In Man vs The State Herbert Spencer remarks that “social organisation has laws over-riding individual wills; and laws disregard of which must be fraught with disaster.” Leaving aside the pertinent question: disaster for whom? I can see what Spencer is driving at. Most people who call themselves anarchists assume that the disappearance of the State will mean the disappearance of authority. Indeed, a favourite answer to those who argue against the possibility of a society existing without a government is to give examples of primitive societies which are or were stateless and ask, if they can function like this, why can’t we? For example, Hubert Deschamps in his book The Political Institutions of Black Africa describes tribes in which “There is no necessity for command, nor coercive institutions; conflicts are reduced to a minimum by the absence of social differences, making it impossible for one to rise above another, and above all, by the natural obedience to ancestral customs” (My emphasis). In such societies, then, there is no vertical authority exercised by a State, but there is a horizontal authority exercised by “society” in the form of “ancestral customs” — customs that are often more ubiquitous and despotic than modern governments! That such a model of social control is in the minds of some professed anarchists is shown by Nicolas Waiter in his pamphlet About Anarchism. Here he states that in “the most libertarian society” the “proper treatment of delinquency would be part of the educational and health system, and would not become an institutionalised system of punishment. The last resort would not be imprisonment or death, but boycott or expulsion.” The same “last resort” of many primitive societies against those who violate their customs is thus envisaged as a mechanism of an anarchist society, presumably on the grounds that we have a fine future in our past.

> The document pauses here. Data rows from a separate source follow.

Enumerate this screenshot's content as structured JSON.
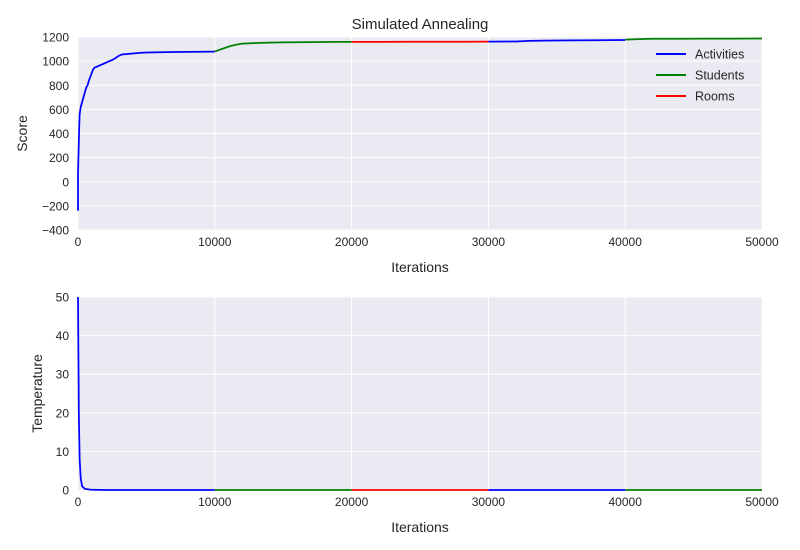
{
  "chart_data": [
    {
      "type": "line",
      "title": "Simulated Annealing",
      "xlabel": "Iterations",
      "ylabel": "Score",
      "xlim": [
        0,
        50000
      ],
      "ylim": [
        -400,
        1200
      ],
      "xticks": [
        0,
        10000,
        20000,
        30000,
        40000,
        50000
      ],
      "xtick_labels": [
        "0",
        "10000",
        "20000",
        "30000",
        "40000",
        "50000"
      ],
      "yticks": [
        -400,
        -200,
        0,
        200,
        400,
        600,
        800,
        1000,
        1200
      ],
      "ytick_labels": [
        "−400",
        "−200",
        "0",
        "200",
        "400",
        "600",
        "800",
        "1000",
        "1200"
      ],
      "grid": true,
      "legend_position": "top-right",
      "legend": [
        {
          "name": "Activities",
          "color": "#0000ff"
        },
        {
          "name": "Students",
          "color": "#008000"
        },
        {
          "name": "Rooms",
          "color": "#ff0000"
        }
      ],
      "segments": [
        {
          "series": "Activities",
          "color": "#0000ff",
          "x": [
            0,
            0,
            30,
            60,
            80,
            120,
            160,
            200,
            250,
            300,
            400,
            500,
            600,
            700,
            800,
            900,
            1000,
            1100,
            1200,
            1400,
            1600,
            1800,
            2000,
            2200,
            2400,
            2600,
            2800,
            3000,
            3200,
            3500,
            4000,
            4500,
            5000,
            6000,
            7000,
            8000,
            9000,
            10000
          ],
          "y": [
            -240,
            60,
            200,
            330,
            420,
            560,
            590,
            620,
            640,
            660,
            700,
            740,
            780,
            800,
            840,
            870,
            900,
            930,
            945,
            955,
            965,
            975,
            985,
            995,
            1005,
            1015,
            1030,
            1045,
            1055,
            1058,
            1063,
            1068,
            1072,
            1074,
            1076,
            1077,
            1078,
            1079
          ]
        },
        {
          "series": "Students",
          "color": "#008000",
          "x": [
            10000,
            10500,
            11000,
            11500,
            12000,
            13000,
            14000,
            15000,
            16000,
            17000,
            18000,
            19000,
            20000
          ],
          "y": [
            1080,
            1100,
            1120,
            1135,
            1145,
            1150,
            1153,
            1155,
            1157,
            1158,
            1159,
            1160,
            1160
          ]
        },
        {
          "series": "Rooms",
          "color": "#ff0000",
          "x": [
            20000,
            22000,
            24000,
            26000,
            28000,
            30000
          ],
          "y": [
            1160,
            1160,
            1161,
            1161,
            1161,
            1162
          ]
        },
        {
          "series": "Activities",
          "color": "#0000ff",
          "x": [
            30000,
            32000,
            33000,
            34000,
            36000,
            38000,
            40000
          ],
          "y": [
            1162,
            1163,
            1168,
            1170,
            1172,
            1173,
            1175
          ]
        },
        {
          "series": "Students",
          "color": "#008000",
          "x": [
            40000,
            41000,
            42000,
            44000,
            46000,
            48000,
            50000
          ],
          "y": [
            1178,
            1182,
            1185,
            1186,
            1187,
            1187,
            1188
          ]
        }
      ]
    },
    {
      "type": "line",
      "title": "",
      "xlabel": "Iterations",
      "ylabel": "Temperature",
      "xlim": [
        0,
        50000
      ],
      "ylim": [
        0,
        50
      ],
      "xticks": [
        0,
        10000,
        20000,
        30000,
        40000,
        50000
      ],
      "xtick_labels": [
        "0",
        "10000",
        "20000",
        "30000",
        "40000",
        "50000"
      ],
      "yticks": [
        0,
        10,
        20,
        30,
        40,
        50
      ],
      "ytick_labels": [
        "0",
        "10",
        "20",
        "30",
        "40",
        "50"
      ],
      "grid": true,
      "segments": [
        {
          "series": "Activities",
          "color": "#0000ff",
          "x": [
            0,
            60,
            120,
            200,
            300,
            500,
            1000,
            2000,
            5000,
            10000
          ],
          "y": [
            50,
            20,
            8,
            3,
            1,
            0.3,
            0.05,
            0.01,
            0,
            0
          ]
        },
        {
          "series": "Students",
          "color": "#008000",
          "x": [
            10000,
            20000
          ],
          "y": [
            0,
            0
          ]
        },
        {
          "series": "Rooms",
          "color": "#ff0000",
          "x": [
            20000,
            30000
          ],
          "y": [
            0,
            0
          ]
        },
        {
          "series": "Activities",
          "color": "#0000ff",
          "x": [
            30000,
            40000
          ],
          "y": [
            0,
            0
          ]
        },
        {
          "series": "Students",
          "color": "#008000",
          "x": [
            40000,
            50000
          ],
          "y": [
            0,
            0
          ]
        }
      ]
    }
  ]
}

From what I know of history there does not seem to have been any organised collectivity which has been without authority, whether that of custom or of law. This is because all collectivises need norms to which their members must conform if they are to function. And these norms need sanctions to ensure that they are obeyed by any recalcitrant individual. These sanctions may be customary, religious, political, economic or moral, but they all add up to authority over the individual. Anarchism has never existed as a form of society, nor is it ever likely to. Indeed, I consider it a grave mistake to conceive of anarchism as a social theory; I do not expect any type of society to guarantee or to respect my individuality, for all societies seek to undermine the self- ownership which is its basis. All seek to principle my being and behaviour by ideals of co-operation, or competition, or brotherhood, or mutual benefit, or love as the dominant group in each society defines them. In all societies, therefore, the individual who is supposed to be the focal point of benefit gets lost in the welter of generalities which stand over and above his particularity and concreteness. Thus the war between the individual and society will go on as long as both exist. Anarchism is not a form of society. It is the cutting edge of individualism, the negative side of an egoist philosophy. The anarchist is not a peddler of schemes of social salvation, but a permanent resister of all attempts to subordinate the uniqueness of the individual to the authority of the collective. The anarchist is someone who refuses to be seduced even by the most glittering or most rational vision of a society in which diverse egoisms have been harnessed into harmonising one with another.
In the above-mentioned pamphlet by Nicolas Walter, the kind of anarchism I have outlined is rather scornfully dismissed as suitable for “poets and tramps,’ as “anarchy here and now, if not in the world, then in one’s own life”.
Indeed, and where and when else can one expect it?